Sometimes they would bicker over music (he loved sixties girl groups the best), so if you were both privileged and star-crossed enough to have been riding along, you might have heard the Ronettes followed by Darkthrone, the authentically murderous might of Mayhem preceding the estrogen-drenched exuberance of Martha and the Vandellas, punctuated by a firecracker string of choice insults hurled with the briefest of smiles.
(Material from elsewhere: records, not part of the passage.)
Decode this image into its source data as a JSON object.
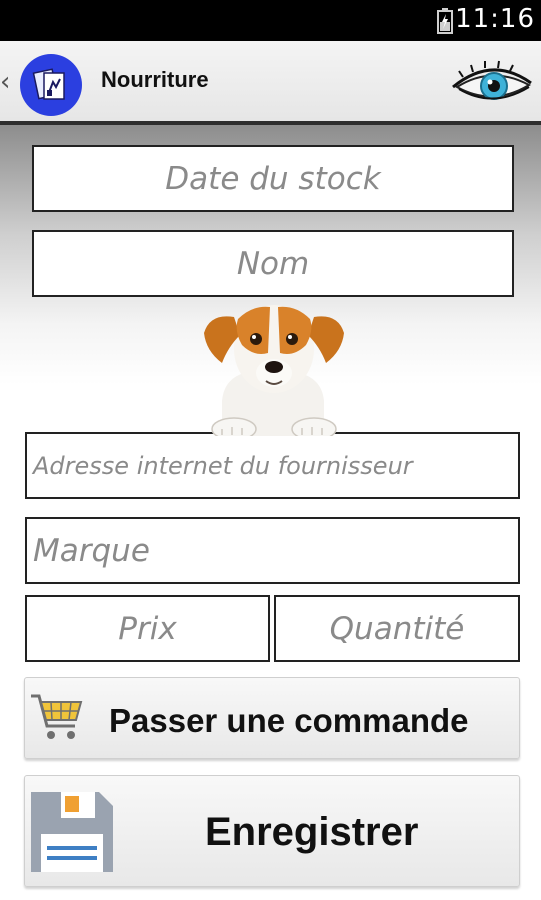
{
  "status_bar": {
    "time": "11:16"
  },
  "action_bar": {
    "title": "Nourriture"
  },
  "form": {
    "date_placeholder": "Date du stock",
    "name_placeholder": "Nom",
    "url_placeholder": "Adresse internet du fournisseur",
    "brand_placeholder": "Marque",
    "price_placeholder": "Prix",
    "quantity_placeholder": "Quantité"
  },
  "buttons": {
    "order_label": "Passer une commande",
    "save_label": "Enregistrer"
  },
  "colors": {
    "status_bar": "#000000",
    "action_bar": "#ececec",
    "app_logo": "#2b3fe0",
    "placeholder_text": "#8a8a8a",
    "save_icon": "#9aa3b0",
    "save_icon_accent": "#f0a032"
  },
  "icons": [
    "battery-icon",
    "back-chevron-icon",
    "app-logo-icon",
    "eye-icon",
    "dog-illustration",
    "shopping-cart-icon",
    "floppy-disk-icon"
  ]
}
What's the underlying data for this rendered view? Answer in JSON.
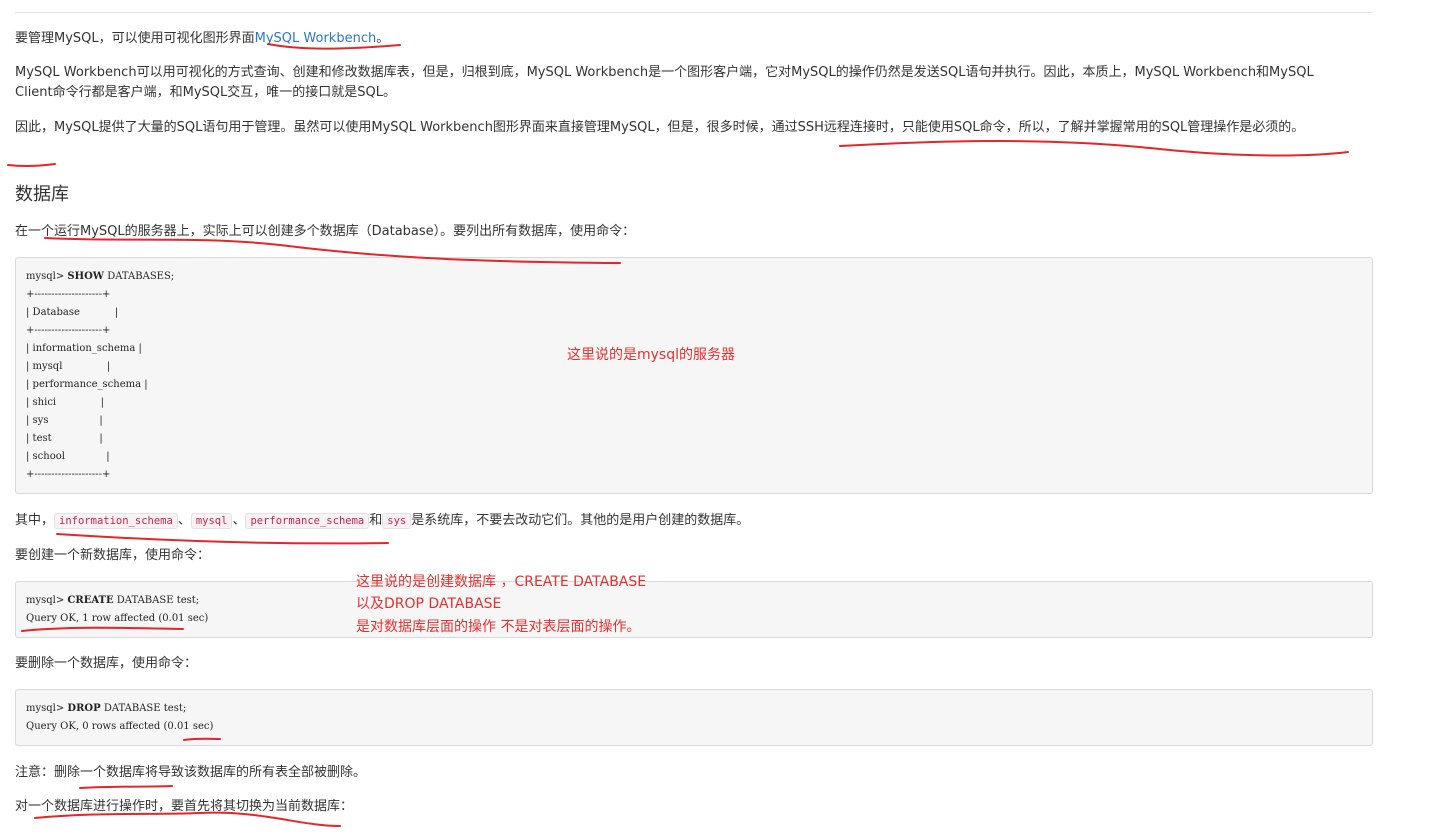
{
  "intro": {
    "p1_before": "要管理MySQL，可以使用可视化图形界面",
    "p1_link": "MySQL Workbench",
    "p1_after": "。",
    "p2": "MySQL Workbench可以用可视化的方式查询、创建和修改数据库表，但是，归根到底，MySQL Workbench是一个图形客户端，它对MySQL的操作仍然是发送SQL语句并执行。因此，本质上，MySQL Workbench和MySQL Client命令行都是客户端，和MySQL交互，唯一的接口就是SQL。",
    "p3": "因此，MySQL提供了大量的SQL语句用于管理。虽然可以使用MySQL Workbench图形界面来直接管理MySQL，但是，很多时候，通过SSH远程连接时，只能使用SQL命令，所以，了解并掌握常用的SQL管理操作是必须的。"
  },
  "section": {
    "title": "数据库",
    "p_list": "在一个运行MySQL的服务器上，实际上可以创建多个数据库（Database）。要列出所有数据库，使用命令：",
    "show_cmd": {
      "prompt": "mysql> ",
      "keyword": "SHOW",
      "rest": " DATABASES;",
      "output": [
        "+--------------------+",
        "| Database           |",
        "+--------------------+",
        "| information_schema |",
        "| mysql              |",
        "| performance_schema |",
        "| shici              |",
        "| sys                |",
        "| test               |",
        "| school             |",
        "+--------------------+"
      ]
    },
    "system_dbs": {
      "prefix": "其中，",
      "db1": "information_schema",
      "sep1": "、",
      "db2": "mysql",
      "sep2": "、",
      "db3": "performance_schema",
      "sep3": "和",
      "db4": "sys",
      "suffix": "是系统库，不要去改动它们。其他的是用户创建的数据库。"
    },
    "p_create": "要创建一个新数据库，使用命令：",
    "create_cmd": {
      "prompt": "mysql> ",
      "keyword": "CREATE",
      "rest": " DATABASE test;",
      "result": "Query OK, 1 row affected (0.01 sec)"
    },
    "p_drop": "要删除一个数据库，使用命令：",
    "drop_cmd": {
      "prompt": "mysql> ",
      "keyword": "DROP",
      "rest": " DATABASE test;",
      "result": "Query OK, 0 rows affected (0.01 sec)"
    },
    "p_note": "注意：删除一个数据库将导致该数据库的所有表全部被删除。",
    "p_switch": "对一个数据库进行操作时，要首先将其切换为当前数据库："
  },
  "annotations": {
    "server_note": "这里说的是mysql的服务器",
    "create_note_1": "这里说的是创建数据库 ，CREATE DATABASE",
    "create_note_2": "以及DROP DATABASE",
    "create_note_3": "是对数据库层面的操作  不是对表层面的操作。"
  },
  "colors": {
    "link": "#2a78c6",
    "annotation": "#e33131",
    "inline_code": "#c7254e"
  }
}
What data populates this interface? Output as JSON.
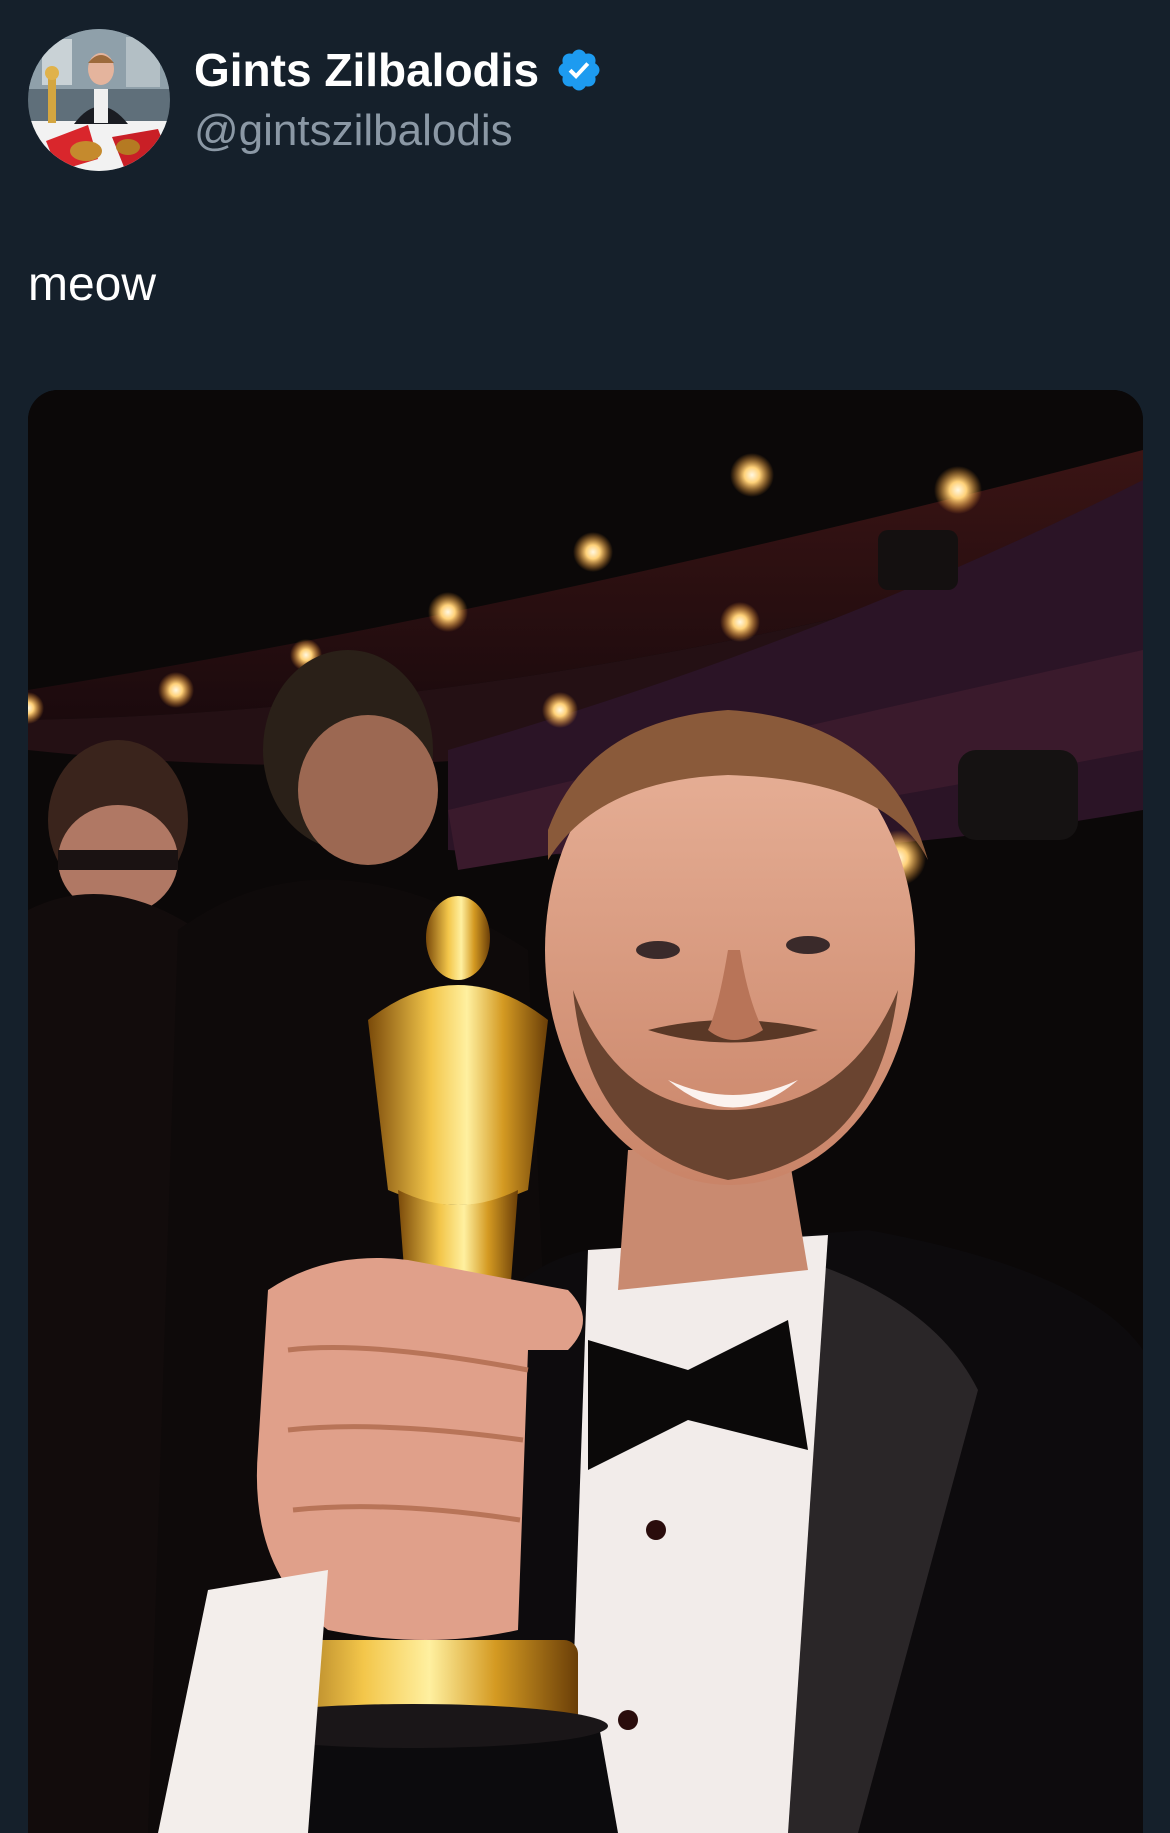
{
  "author": {
    "display_name": "Gints Zilbalodis",
    "handle": "@gintszilbalodis",
    "verified": true,
    "avatar_icon": "profile-photo-avatar",
    "badge_icon": "verified-check-icon"
  },
  "tweet": {
    "text": "meow",
    "media_icon": "photo-selfie-with-golden-statuette"
  },
  "colors": {
    "background": "#15202b",
    "name": "#ffffff",
    "handle": "#8b98a5",
    "verified": "#1d9bf0"
  }
}
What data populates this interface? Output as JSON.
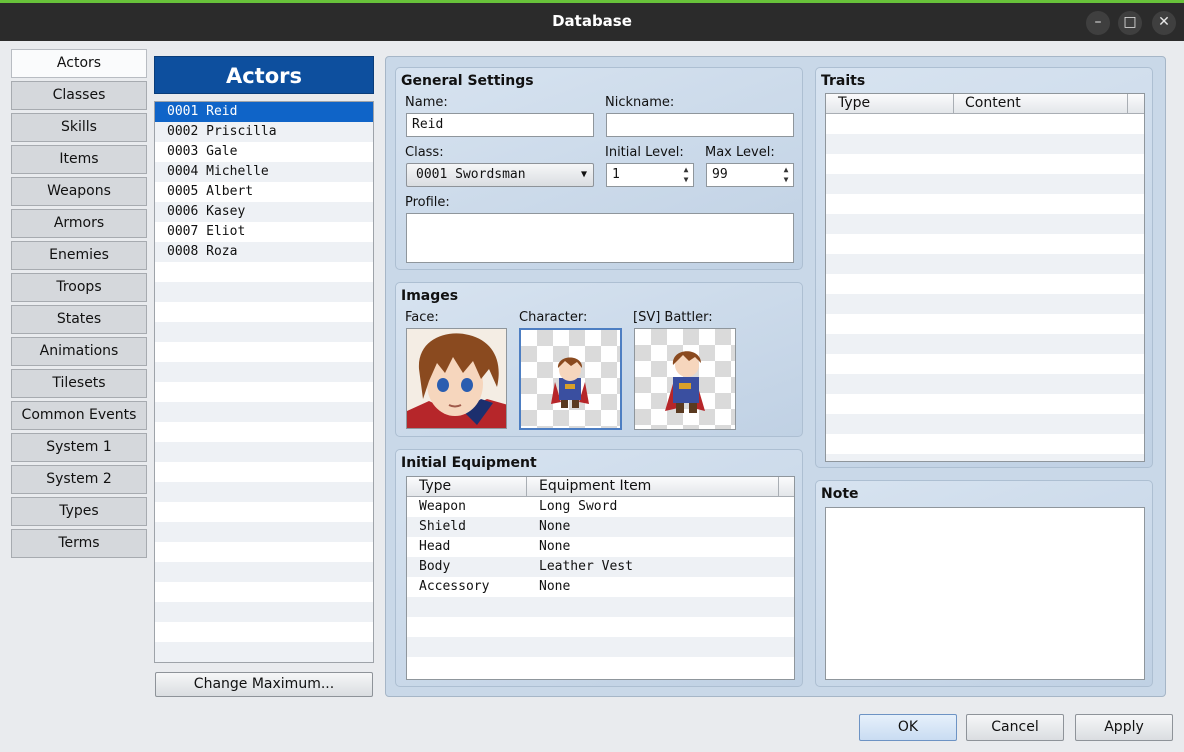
{
  "window": {
    "title": "Database",
    "controls": [
      "–",
      "□",
      "✕"
    ]
  },
  "nav": {
    "items": [
      "Actors",
      "Classes",
      "Skills",
      "Items",
      "Weapons",
      "Armors",
      "Enemies",
      "Troops",
      "States",
      "Animations",
      "Tilesets",
      "Common Events",
      "System 1",
      "System 2",
      "Types",
      "Terms"
    ],
    "active": "Actors"
  },
  "actors": {
    "header": "Actors",
    "list": [
      "0001 Reid",
      "0002 Priscilla",
      "0003 Gale",
      "0004 Michelle",
      "0005 Albert",
      "0006 Kasey",
      "0007 Eliot",
      "0008 Roza"
    ],
    "selected": "0001 Reid",
    "change_max_label": "Change Maximum..."
  },
  "general": {
    "title": "General Settings",
    "name_label": "Name:",
    "name_value": "Reid",
    "nickname_label": "Nickname:",
    "nickname_value": "",
    "class_label": "Class:",
    "class_value": "0001 Swordsman",
    "initial_level_label": "Initial Level:",
    "initial_level_value": "1",
    "max_level_label": "Max Level:",
    "max_level_value": "99",
    "profile_label": "Profile:",
    "profile_value": ""
  },
  "images": {
    "title": "Images",
    "face_label": "Face:",
    "character_label": "Character:",
    "battler_label": "[SV] Battler:"
  },
  "equipment": {
    "title": "Initial Equipment",
    "col_type": "Type",
    "col_item": "Equipment Item",
    "rows": [
      {
        "type": "Weapon",
        "item": "Long Sword"
      },
      {
        "type": "Shield",
        "item": "None"
      },
      {
        "type": "Head",
        "item": "None"
      },
      {
        "type": "Body",
        "item": "Leather Vest"
      },
      {
        "type": "Accessory",
        "item": "None"
      }
    ]
  },
  "traits": {
    "title": "Traits",
    "col_type": "Type",
    "col_content": "Content"
  },
  "note": {
    "title": "Note",
    "value": ""
  },
  "footer": {
    "ok": "OK",
    "cancel": "Cancel",
    "apply": "Apply"
  },
  "colors": {
    "accent": "#0d4f9e",
    "selection": "#0f64c8",
    "titlebar": "#2b2b2b",
    "panel": "#c9d8e8"
  }
}
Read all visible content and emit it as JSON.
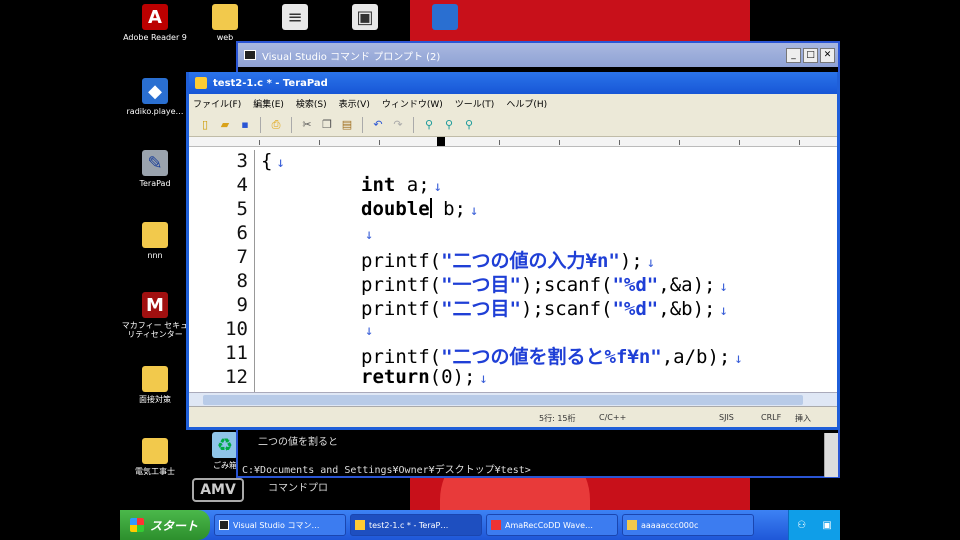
{
  "desktop": {
    "icons": [
      {
        "label": "Adobe Reader 9",
        "symbol": "A"
      },
      {
        "label": "web",
        "symbol": "▬"
      },
      {
        "label": "",
        "symbol": "≡"
      },
      {
        "label": "",
        "symbol": "▣"
      },
      {
        "label": "radiko.playe…",
        "symbol": "◆"
      },
      {
        "label": "TeraPad",
        "symbol": "✎"
      },
      {
        "label": "nnn",
        "symbol": "▬"
      },
      {
        "label": "マカフィー セキュリティセンター",
        "symbol": "M"
      },
      {
        "label": "面接対策",
        "symbol": "▬"
      },
      {
        "label": "電気工事士",
        "symbol": "▬"
      },
      {
        "label": "ごみ箱",
        "symbol": "♻"
      }
    ]
  },
  "console": {
    "title": "Visual Studio コマンド プロンプト (2)",
    "line1": "二つの値を割ると",
    "line2": "C:¥Documents and Settings¥Owner¥デスクトップ¥test>",
    "line3": "コマンドプロ"
  },
  "terapad": {
    "title": "test2-1.c * - TeraPad",
    "menu": [
      "ファイル(F)",
      "編集(E)",
      "検索(S)",
      "表示(V)",
      "ウィンドウ(W)",
      "ツール(T)",
      "ヘルプ(H)"
    ],
    "toolbar_icons": [
      "new-icon",
      "open-icon",
      "save-icon",
      "print-icon",
      "cut-icon",
      "copy-icon",
      "paste-icon",
      "undo-icon",
      "redo-icon",
      "find-icon",
      "find-next-icon",
      "find-prev-icon"
    ],
    "eol_mark": "↓",
    "lines": [
      {
        "num": "3",
        "text": "{"
      },
      {
        "num": "4",
        "kw": "int",
        "rest": " a;"
      },
      {
        "num": "5",
        "kw": "double",
        "rest": " b;"
      },
      {
        "num": "6",
        "text": ""
      },
      {
        "num": "7",
        "pre": "printf(",
        "str": "\"二つの値の入力¥n\"",
        "post": ");"
      },
      {
        "num": "8",
        "pre": "printf(",
        "str": "\"一つ目\"",
        "mid": ");scanf(",
        "str2": "\"%d\"",
        "post": ",&a);"
      },
      {
        "num": "9",
        "pre": "printf(",
        "str": "\"二つ目\"",
        "mid": ");scanf(",
        "str2": "\"%d\"",
        "post": ",&b);"
      },
      {
        "num": "10",
        "text": ""
      },
      {
        "num": "11",
        "pre": "printf(",
        "str": "\"二つの値を割ると%f¥n\"",
        "post": ",a/b);"
      },
      {
        "num": "12",
        "kw": "return",
        "rest": "(0);"
      }
    ],
    "status": {
      "position": "5行: 15桁",
      "lang": "C/C++",
      "encoding": "SJIS",
      "eol": "CRLF",
      "mode": "挿入"
    }
  },
  "watermark": "AMV",
  "taskbar": {
    "start_label": "スタート",
    "tasks": [
      "Visual Studio コマン…",
      "test2-1.c * - TeraP…",
      "AmaRecCoDD Wave…",
      "aaaaaccc000c"
    ],
    "tray_icons": [
      "user-icon",
      "network-icon"
    ]
  }
}
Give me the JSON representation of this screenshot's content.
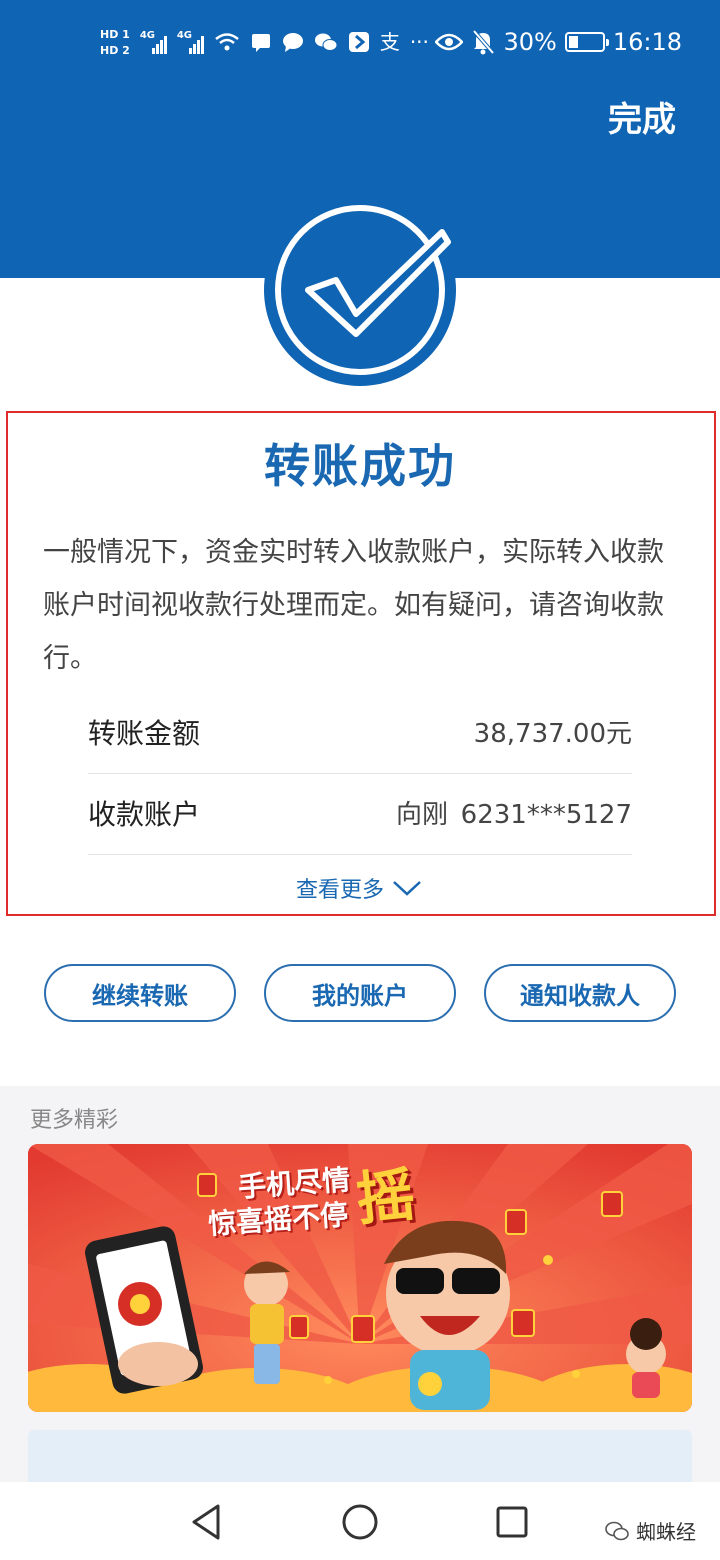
{
  "status_bar": {
    "hd1": "HD 1",
    "hd2": "HD 2",
    "net1": "4G",
    "net2": "4G",
    "alipay_char": "支",
    "ellipsis": "···",
    "battery": "30%",
    "time": "16:18"
  },
  "header": {
    "done_label": "完成"
  },
  "result": {
    "title": "转账成功",
    "description": "一般情况下，资金实时转入收款账户，实际转入收款账户时间视收款行处理而定。如有疑问，请咨询收款行。",
    "amount_label": "转账金额",
    "amount_value": "38,737.00元",
    "account_label": "收款账户",
    "account_name": "向刚",
    "account_number": "6231***5127",
    "view_more": "查看更多"
  },
  "actions": {
    "continue_label": "继续转账",
    "my_account_label": "我的账户",
    "notify_label": "通知收款人"
  },
  "more": {
    "title": "更多精彩",
    "banner_line1": "手机尽情",
    "banner_line2": "惊喜摇不停",
    "banner_big": "摇"
  },
  "watermark": "蜘蛛经",
  "colors": {
    "brand_blue": "#0f64b4",
    "highlight_red": "#e02b2b",
    "banner_red": "#e8463c"
  }
}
Joy and savagery. Love and nihilism.

In many ways, they were the perfect couple. Connoisseurs of chaos, arbiters of havoc. 

She lost her right leg to a dirt bike accident in her teens. Not her entire leg; she still had six or seven inches of femur wormily rounded to a scar-tissue knoll, not entirely dissimilar to a reduced corn dog. Sometimes, while he drove and she allowed herself to be splayed naked beside him, she would let him massage its truncated end and try to imagine it was a gargantuan penis throbbing with some indecipherable need.  

And sometimes, with their victims, it would become a weapon. 

His girth, allied with and likely the result of the largely sedentary lifestyle and trans-fat-and-white-sugar diet of a long-distance truck driver, was a slow death sentence, and he knew it. All the more reason to satisfy appetites in the here and now. Never defer certain specific pleasures. It became a principal tenet of their peculiar faith. 

They were a cult of two, dealing almost exclusively in warped love, dark loyalty, arch skepticism, and wanton homicide. 

"Baby, how long till we eat?" she asked, her pinkie lost inside her ear in a forlorn attempt to kill a maddening itch, black-painted nail scoring the drum. 

Their regimen was strict, she knew, yet still she asked. 

"A little more than two hours, my love."

"Aw. Fu-uck." She could bestow precisely as many syllables on the word fuck as she desired. 

"Easy on the cussing, my sweetest Jezebel." 

This elicited a crooked smile and a raised eyebrow. Conflicted, seductive, tentative. 

"Sorry. You know how I get when my gut thinks my throat's cut." 

"You could always gnaw on James." 

Oddly, she'd forgotten about James, the last hitchhiker whose doomed trajectory had intersected with their own grisly arc. He'd been a fighter and had nearly gotten away. Which happened far too often. 

She explained it thusly: "We're natural born lovers, honey. The killing part don't come natural, just something we tacked on later."